Above, L-R: Jie Xu, Chinese Embassy; Professor Tieniu Tan, Chinese Academy of Sciences; Professor Andrew Holmes, Australian Academy of Science; Professor Mary O’Kane, Australian Academy of Technological Sciences and Engineering; Professor Chunli Bai, president, Chinese Academy of Sciences; Professor Suzanne Cory, president, Australian Academy of Science; Professor Jinghua Cao, Chinese Academy of Sciences; and Bolun Ning, Chinese Academy of Science (image: Nancy Pritchard, Australian Academy of Science).
A delegation of top Chinese scientists have met with their Australian counterparts in Canberra to examine how best to use the human genome, stem cells and smart technologies to extend life and promote healthy ageing.
The Australian Academy of Science (AAS) played host to the ninth annual Australia-China symposium earlier this week, where researchers from the AAS, the Australian Academy of Technological Sciences and Engineering, and the Chinese Academy of Sciences shared information about the latest advances in strategies to try to ensure that people live long lives in good health.
Chinese and Australian researchers considered the burden of disease and presented new advances in infectious diseases; stem cells and regenerative medicine; genomics and personalised medicine; and medical bionics and nanotechnology.
Symposium co-chair and secretary for science policy at the AAS, Professor Bob Williamson, emphasised the importance of using recent advances in science to improve the quality of life of older people throughout the world.
“Many people do not realise that during the past 50 years, not only has China become a world economic power, but its population, especially in the cities, lives about as long as we do, and suffers from the same burden of chronic disease associated with ageing,” Prof Williamson said.
“It’s important to use our best scientific knowledge to help implement intervention strategies to reduce the burden of these diseases.

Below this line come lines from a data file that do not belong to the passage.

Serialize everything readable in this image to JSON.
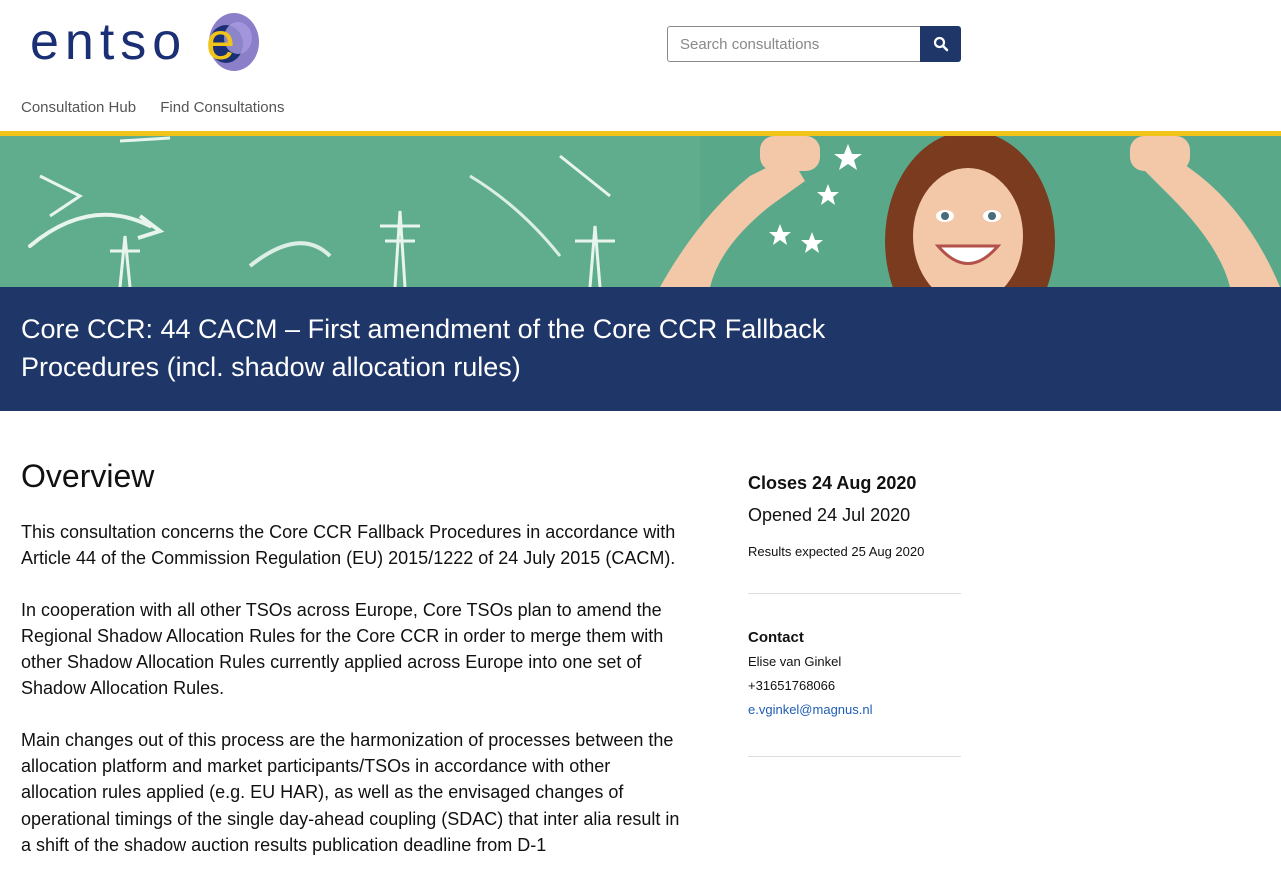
{
  "header": {
    "logo_text": "entso",
    "logo_e": "e",
    "search": {
      "placeholder": "Search consultations",
      "value": ""
    },
    "nav": [
      {
        "label": "Consultation Hub"
      },
      {
        "label": "Find Consultations"
      }
    ]
  },
  "colors": {
    "brand_navy": "#1f3668",
    "accent_yellow": "#f0c419",
    "logo_blue": "#1b2f74",
    "logo_purple": "#8b7fc9",
    "link_blue": "#1f5db5",
    "hero_green": "#5aa88a"
  },
  "hero": {
    "image": "chalkboard-girl-banner"
  },
  "page": {
    "title_line1": "Core CCR: 44 CACM – First amendment of the Core CCR Fallback",
    "title_line2": "Procedures (incl. shadow allocation rules)"
  },
  "overview": {
    "heading": "Overview",
    "paragraphs": [
      "This consultation concerns the Core CCR Fallback Procedures in accordance with Article 44 of the Commission Regulation (EU) 2015/1222 of 24 July 2015 (CACM).",
      "In cooperation with all other TSOs across Europe, Core TSOs plan to amend the Regional Shadow Allocation Rules for the Core CCR in order to merge them with other Shadow Allocation Rules currently applied across Europe into one set of Shadow Allocation Rules.",
      "Main changes out of this process are the harmonization of processes between the allocation platform and market participants/TSOs in accordance with other allocation rules applied (e.g. EU HAR), as well as the envisaged changes of operational timings of the single day-ahead coupling (SDAC) that inter alia result in a shift of the shadow auction results publication deadline from D-1"
    ]
  },
  "sidebar": {
    "closes": "Closes 24 Aug 2020",
    "opened": "Opened 24 Jul 2020",
    "results": "Results expected 25 Aug 2020",
    "contact_heading": "Contact",
    "contact_name": "Elise van Ginkel",
    "contact_phone": "+31651768066",
    "contact_email": "e.vginkel@magnus.nl"
  }
}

“This has become possible thanks to advances from the human genome project, which permit early diagnosis of gene mutations such as those causing cancer, and the use of new techniques based on stem cells, medical bionic ears and eyes, and nanotechnology.”
Prof Williamson welcomed the senior Chinese scientists, saying that sharing data at the symposium would lead to a clearer understanding of how to promote healthy ageing.
“Even more importantly, meetings such as this kick-start collaborations between scientists in Australia and China, and will help both countries to find new solutions to ensure healthy ageing through science, technology and engineering,” he said.
“Australia and China together can lead our region in providing innovative responses to this challenge, reducing the economic and social burden on families, communities and nations.”
The symposium was organised by the Australian Academy of Science, Australian Academy of Technological Sciences and Engineering and Chinese Academy of Sciences, with financial support from the Australian Government.
The conclusions reached by the participants aimed to provide a platform for enhancing collaboration between the two countries through innovative science, technological and engineering solutions.
The joint Academies’ symposia have been held annually since 2004 in China and Australia, on topics of national importance such as energy, water, biotechnology and sustainability.